Robotic Vision

A novel robotic-vision system that combines object pre-marking and active visual sensing was developed for 3D-object recognition. In this system, an object is modeled by a small number of its 2D perspective views each associated with a corresponding viewing axis. A mobile camera is used such that its optical axis can be aligned with one of the standard-viewing axes of the object. The matching process is thereafter performed between the acquired 2D standard-view and a library of standard views determined a priori for a set of objects.

Object pre-marking (via circular markers in our case) serves three purposes: specify the standard views, define local surface normals (i.e., standard viewing axes), and convey information on the 3D location of the object. Active vision, on the other hand, facilitates the acquisition of the standard-views of the objects. If the first view acquired at camera’s initial location is insufficient to identify the object, additional standard views are acquired at camera’s secondary locations.

Following the development of necessary analytical tools for the on-line recognition process in the earlier phases of our work, CAD-based off-line planning issues were addressed. The off-line-planning phase for the proposed vision system involves optimal pre-marking and optimal camera placement. The former is defined as the determination of the minimum number of markers, and their best locations on a given set of objects to yield maximum distinctiveness between the 2D standard-views. The latter targets the determination of the camera’s optimal initial and secondary locations for efficient marker detection. The two problems addressed above were first solved individually, and then solved in a combined manner, namely, obtaining simultaneously the optimal marker arrangements as well as the optimal camera locations.
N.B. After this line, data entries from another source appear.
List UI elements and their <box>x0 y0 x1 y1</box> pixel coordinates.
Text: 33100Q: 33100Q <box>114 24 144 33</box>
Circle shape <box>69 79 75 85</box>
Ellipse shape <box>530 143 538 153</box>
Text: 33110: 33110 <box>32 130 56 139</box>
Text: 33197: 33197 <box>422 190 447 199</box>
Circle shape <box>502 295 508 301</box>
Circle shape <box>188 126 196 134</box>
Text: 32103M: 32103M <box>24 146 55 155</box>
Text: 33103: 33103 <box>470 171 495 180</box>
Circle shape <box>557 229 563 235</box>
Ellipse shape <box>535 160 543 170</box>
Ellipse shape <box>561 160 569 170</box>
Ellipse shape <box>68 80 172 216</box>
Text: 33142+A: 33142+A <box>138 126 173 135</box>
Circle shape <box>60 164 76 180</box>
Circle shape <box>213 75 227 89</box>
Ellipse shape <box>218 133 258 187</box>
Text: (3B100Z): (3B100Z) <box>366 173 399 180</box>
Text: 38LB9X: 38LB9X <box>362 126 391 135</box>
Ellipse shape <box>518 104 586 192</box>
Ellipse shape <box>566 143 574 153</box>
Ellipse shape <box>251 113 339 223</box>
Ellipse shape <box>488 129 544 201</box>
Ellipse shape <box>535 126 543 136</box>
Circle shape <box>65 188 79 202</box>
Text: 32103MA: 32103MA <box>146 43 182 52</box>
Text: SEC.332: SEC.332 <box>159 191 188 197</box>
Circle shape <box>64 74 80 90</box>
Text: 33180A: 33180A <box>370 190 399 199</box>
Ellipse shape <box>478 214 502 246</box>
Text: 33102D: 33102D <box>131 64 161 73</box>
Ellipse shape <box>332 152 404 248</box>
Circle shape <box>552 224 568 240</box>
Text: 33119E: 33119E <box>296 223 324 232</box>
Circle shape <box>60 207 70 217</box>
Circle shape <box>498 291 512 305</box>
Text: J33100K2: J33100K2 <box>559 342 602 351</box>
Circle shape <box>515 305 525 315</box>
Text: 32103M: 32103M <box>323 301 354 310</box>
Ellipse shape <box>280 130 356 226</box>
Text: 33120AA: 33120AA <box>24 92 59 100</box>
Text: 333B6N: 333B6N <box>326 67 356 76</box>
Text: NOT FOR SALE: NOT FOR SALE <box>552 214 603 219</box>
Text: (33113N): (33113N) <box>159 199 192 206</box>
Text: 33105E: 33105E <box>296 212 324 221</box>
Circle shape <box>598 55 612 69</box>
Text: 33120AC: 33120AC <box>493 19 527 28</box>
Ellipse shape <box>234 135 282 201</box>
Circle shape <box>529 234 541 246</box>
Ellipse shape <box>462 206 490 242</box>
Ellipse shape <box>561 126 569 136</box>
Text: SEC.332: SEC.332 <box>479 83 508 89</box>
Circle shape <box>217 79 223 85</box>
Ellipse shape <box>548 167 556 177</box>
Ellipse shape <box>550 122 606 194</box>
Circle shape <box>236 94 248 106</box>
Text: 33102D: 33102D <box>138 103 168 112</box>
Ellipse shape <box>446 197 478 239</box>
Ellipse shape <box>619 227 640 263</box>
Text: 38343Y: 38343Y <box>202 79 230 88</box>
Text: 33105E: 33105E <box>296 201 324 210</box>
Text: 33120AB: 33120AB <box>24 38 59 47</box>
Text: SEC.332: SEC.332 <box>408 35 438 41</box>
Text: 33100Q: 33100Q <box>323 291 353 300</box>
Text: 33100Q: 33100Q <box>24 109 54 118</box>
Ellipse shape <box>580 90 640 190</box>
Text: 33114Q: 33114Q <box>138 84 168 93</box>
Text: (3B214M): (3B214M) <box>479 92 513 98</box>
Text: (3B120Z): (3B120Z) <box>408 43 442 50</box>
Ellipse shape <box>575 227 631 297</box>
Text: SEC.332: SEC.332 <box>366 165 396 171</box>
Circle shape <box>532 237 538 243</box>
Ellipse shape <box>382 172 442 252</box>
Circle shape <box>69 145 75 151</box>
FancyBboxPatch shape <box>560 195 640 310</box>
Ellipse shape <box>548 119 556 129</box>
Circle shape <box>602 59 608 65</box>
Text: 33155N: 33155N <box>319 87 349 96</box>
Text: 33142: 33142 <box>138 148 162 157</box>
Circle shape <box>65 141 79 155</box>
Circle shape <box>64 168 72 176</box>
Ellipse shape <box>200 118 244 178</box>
Recently, as a natural extension of the (static) active object-recognition system (ACTOR), described above, a moving-object recognition system (MORE) that integrates many of the components of ACTOR was also developed. In MORE, a Kalman-Filter-based motion-estimation method is utilized for tracking the moving circular features. The predicted poses of the markers are subsequently used to guide a mobile camera to appropriate object-viewing positions.

One of the major difficulties in applying the circular-feature pose-estimation method to moving objects is the orientation-duality problem. To solve this problem, we formulated several methods, based on the analysis of consecutive images, by using constrained object motion and additional surface features. Ill-conditions which lead to the failure of the methods were also investigated analytically.

In regard to implementation, our experimental set-up comprised a six degree-of-freedom GMF-100 robot with a CCD camera attached to its end effector, an additional fixed camera to track the object motion, two PCs and proper scene illumination. All off-line-planning activities were carried out on a SUN workstation which ran the SDRC’s I-DEAS CAD package.